标签:网络流,树
题目
分析
小数据可以费用流来做,动态加遍,每次都要做一次增广
其实可以直接在树结构上维护残留网络,对每个节点都保存从根往下走能增广的费用最小的点,增广的时候枚举往上走了几步到LCA即可
不停修改增光路的边,并往上更新其祖先节点的子树信息
code
#include<iostream>
#include<cstdio>
#include<cstdlib>
#include<cmath>
#include<cstring>
#include<algorithm>
#include<queue>
#include<vector>
#include<set>
#define rep(i,a,b) for(int i=a;i<=b;i++)
#define dep(i,a,b) for(int i=a;i>=b;i--)
#define ll long long
#define mem(x,num) memset(x,num,sizeof x)

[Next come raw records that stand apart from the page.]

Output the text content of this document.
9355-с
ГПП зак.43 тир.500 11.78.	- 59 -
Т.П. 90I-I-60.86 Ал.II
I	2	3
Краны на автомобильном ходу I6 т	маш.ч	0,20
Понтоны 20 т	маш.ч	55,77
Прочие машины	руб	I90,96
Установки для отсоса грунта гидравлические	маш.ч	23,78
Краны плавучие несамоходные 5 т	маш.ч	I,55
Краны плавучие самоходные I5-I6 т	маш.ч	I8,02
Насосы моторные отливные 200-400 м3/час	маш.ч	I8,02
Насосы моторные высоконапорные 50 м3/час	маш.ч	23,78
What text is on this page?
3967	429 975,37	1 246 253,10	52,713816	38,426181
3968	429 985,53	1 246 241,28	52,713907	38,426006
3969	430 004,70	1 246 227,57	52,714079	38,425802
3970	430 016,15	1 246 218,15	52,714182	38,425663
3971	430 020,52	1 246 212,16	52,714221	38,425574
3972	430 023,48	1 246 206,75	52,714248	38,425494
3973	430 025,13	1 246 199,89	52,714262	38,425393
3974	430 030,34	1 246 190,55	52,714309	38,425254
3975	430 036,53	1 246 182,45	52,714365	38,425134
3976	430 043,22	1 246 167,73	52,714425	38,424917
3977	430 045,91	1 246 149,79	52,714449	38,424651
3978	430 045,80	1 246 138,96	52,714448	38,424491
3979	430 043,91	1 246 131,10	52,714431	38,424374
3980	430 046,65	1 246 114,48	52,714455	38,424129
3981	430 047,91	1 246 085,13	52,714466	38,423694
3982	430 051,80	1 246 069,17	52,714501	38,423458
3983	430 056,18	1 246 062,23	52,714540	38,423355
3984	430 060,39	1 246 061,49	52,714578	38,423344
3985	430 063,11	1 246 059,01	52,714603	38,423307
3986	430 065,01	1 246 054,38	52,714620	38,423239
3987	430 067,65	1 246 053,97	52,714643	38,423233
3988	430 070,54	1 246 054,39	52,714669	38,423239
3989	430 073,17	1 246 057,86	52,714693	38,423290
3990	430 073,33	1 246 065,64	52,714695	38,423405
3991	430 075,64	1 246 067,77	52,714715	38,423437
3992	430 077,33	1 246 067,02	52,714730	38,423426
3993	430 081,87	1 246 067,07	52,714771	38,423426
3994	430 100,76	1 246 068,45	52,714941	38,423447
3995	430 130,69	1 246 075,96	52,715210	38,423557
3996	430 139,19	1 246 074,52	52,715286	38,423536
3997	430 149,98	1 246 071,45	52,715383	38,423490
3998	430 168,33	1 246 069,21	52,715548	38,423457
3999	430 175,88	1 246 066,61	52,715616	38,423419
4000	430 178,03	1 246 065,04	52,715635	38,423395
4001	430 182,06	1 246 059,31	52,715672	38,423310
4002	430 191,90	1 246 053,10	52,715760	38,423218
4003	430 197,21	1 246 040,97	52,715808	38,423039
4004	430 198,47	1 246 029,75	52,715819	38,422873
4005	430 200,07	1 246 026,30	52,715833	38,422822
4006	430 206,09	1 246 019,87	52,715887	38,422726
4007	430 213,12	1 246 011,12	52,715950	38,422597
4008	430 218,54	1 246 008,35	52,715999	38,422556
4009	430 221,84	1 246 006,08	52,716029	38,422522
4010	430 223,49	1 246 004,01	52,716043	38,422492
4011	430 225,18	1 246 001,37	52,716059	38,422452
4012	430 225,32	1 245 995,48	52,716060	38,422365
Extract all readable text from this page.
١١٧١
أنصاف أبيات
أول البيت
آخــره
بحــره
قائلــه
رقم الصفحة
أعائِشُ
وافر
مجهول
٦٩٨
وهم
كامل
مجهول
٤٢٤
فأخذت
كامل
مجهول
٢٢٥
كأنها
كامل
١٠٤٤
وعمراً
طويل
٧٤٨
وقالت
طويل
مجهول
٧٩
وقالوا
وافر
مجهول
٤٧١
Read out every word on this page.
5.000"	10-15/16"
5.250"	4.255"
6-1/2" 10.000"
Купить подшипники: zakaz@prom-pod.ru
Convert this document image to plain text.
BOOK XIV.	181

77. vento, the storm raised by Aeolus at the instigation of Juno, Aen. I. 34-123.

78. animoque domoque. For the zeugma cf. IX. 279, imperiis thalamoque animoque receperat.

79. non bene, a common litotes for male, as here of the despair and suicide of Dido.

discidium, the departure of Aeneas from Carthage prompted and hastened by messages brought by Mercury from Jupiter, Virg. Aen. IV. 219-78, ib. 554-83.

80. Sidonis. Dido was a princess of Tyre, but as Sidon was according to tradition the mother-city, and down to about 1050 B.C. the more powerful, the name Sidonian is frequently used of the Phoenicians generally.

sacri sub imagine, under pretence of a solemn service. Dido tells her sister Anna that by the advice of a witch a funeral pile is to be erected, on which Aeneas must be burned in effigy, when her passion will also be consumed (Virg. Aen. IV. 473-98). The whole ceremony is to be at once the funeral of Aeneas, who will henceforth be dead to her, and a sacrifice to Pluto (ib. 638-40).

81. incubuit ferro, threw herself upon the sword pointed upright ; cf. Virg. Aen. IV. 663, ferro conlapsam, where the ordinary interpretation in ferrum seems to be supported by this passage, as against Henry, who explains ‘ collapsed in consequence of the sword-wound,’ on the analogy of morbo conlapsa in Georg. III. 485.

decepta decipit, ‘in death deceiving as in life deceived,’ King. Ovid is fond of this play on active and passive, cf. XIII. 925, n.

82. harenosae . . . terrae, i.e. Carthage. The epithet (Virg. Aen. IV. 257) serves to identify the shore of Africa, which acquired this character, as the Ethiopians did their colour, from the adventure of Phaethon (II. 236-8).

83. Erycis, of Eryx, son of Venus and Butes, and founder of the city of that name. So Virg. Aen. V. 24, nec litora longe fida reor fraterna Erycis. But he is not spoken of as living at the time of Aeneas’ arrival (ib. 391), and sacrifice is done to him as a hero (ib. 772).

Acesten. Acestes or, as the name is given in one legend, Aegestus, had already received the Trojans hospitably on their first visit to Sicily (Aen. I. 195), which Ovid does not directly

#define reg(x) for(int i=last[x];i;i=e[i].next)
#define lson (x<<1)
#define rson (x<<1|1)
#define mid ((l+r)>>1)
#define pi acos(-1)
#define mp make_pair
#define pb push_back
#define pa pair<int,int>
#define fi first
#define se second
#define lowbit(x) ((x)&(-x))
using namespace std;
inline ll read(){
ll f=1,x=0;char ch=getchar();
while(ch<'0'||ch>'9'){if(ch=='-')f=-1;ch=getchar();}
while(ch>='0'&&ch<='9'){x=x*10+ch-'0';ch=getchar();}
return x*f;
}
inline ll getgcd(ll x,ll y){return !x?y:getgcd(y%x,x);}
inline ll getlcm(ll x,ll y){return x/getgcd(x,y)*y;}
inline ll qpow(int x,int y,int p){
ll re=1;
while(y){
if(y&1)re=(re*x)%p;
y>>=1,x=(x*x)%p;
}
return re;
}
//**********head by yjjr**********
#define inf 1e9
const int maxn=2e5+6;
int n,m,cap[maxn],pos[maxn],oc[maxn],id[maxn],ct[maxn],md[maxn],ans=0;
inline int gu(int x){return ct[x]>0?-1:1;}
inline int gd(int x){return ct[x]<0?-1:1;}
inline int Min(int &x,int y){return x>y?x=y,1:0;}
void update(int x){
if(cap[x])md[x]=0,id[x]=x;else md[x]=inf,id[x]=0;
if(lson<=n&&Min(md[x],md[lson]+gd(lson)))id[x]=id[lson];
if(rson<=n&&Min(md[x],md[rson]+gd(rson)))id[x]=id[rson];
}
inline int lca(int x,int y){while(x!=y){if(x<y)y>>=1;else x>>=1;}return x;}
int main()
{
n=read(),m=read();
rep(i,1,n)cap[i]=read();
rep(i,1,m)pos[i]=read();
rep(i,1,n)
if((i<<1)<n)oc[i]=1;else if((i<<1)==n)oc[i]=n;
dep(i,n,1)update(i);
rep(i,1,m){
int x=pos[i],y=id[x],t=md[x];
for(int p=x>>1,q=x^oc[x>>1],r=gu(x);p;r+=gu(p),q=p^oc[p>>1],p>>=1){
if(cap[p]&&Min(t,r))y=p;
if(q&&Min(t,md[q]+gd(q)+r))y=id[q];
}
ans+=t;
printf("%d ",ans);cap[y]--;update(y);
int z=lca(x,y);
for(t=x;t!=z;t>>=1)ct[t]--,update(t>>1);
for(t=y;t!=z;t>>=1)ct[t]++,update(t>>1);
for(t=z;t!=1;t>>=1)update(t>>1);
}
return 0;
}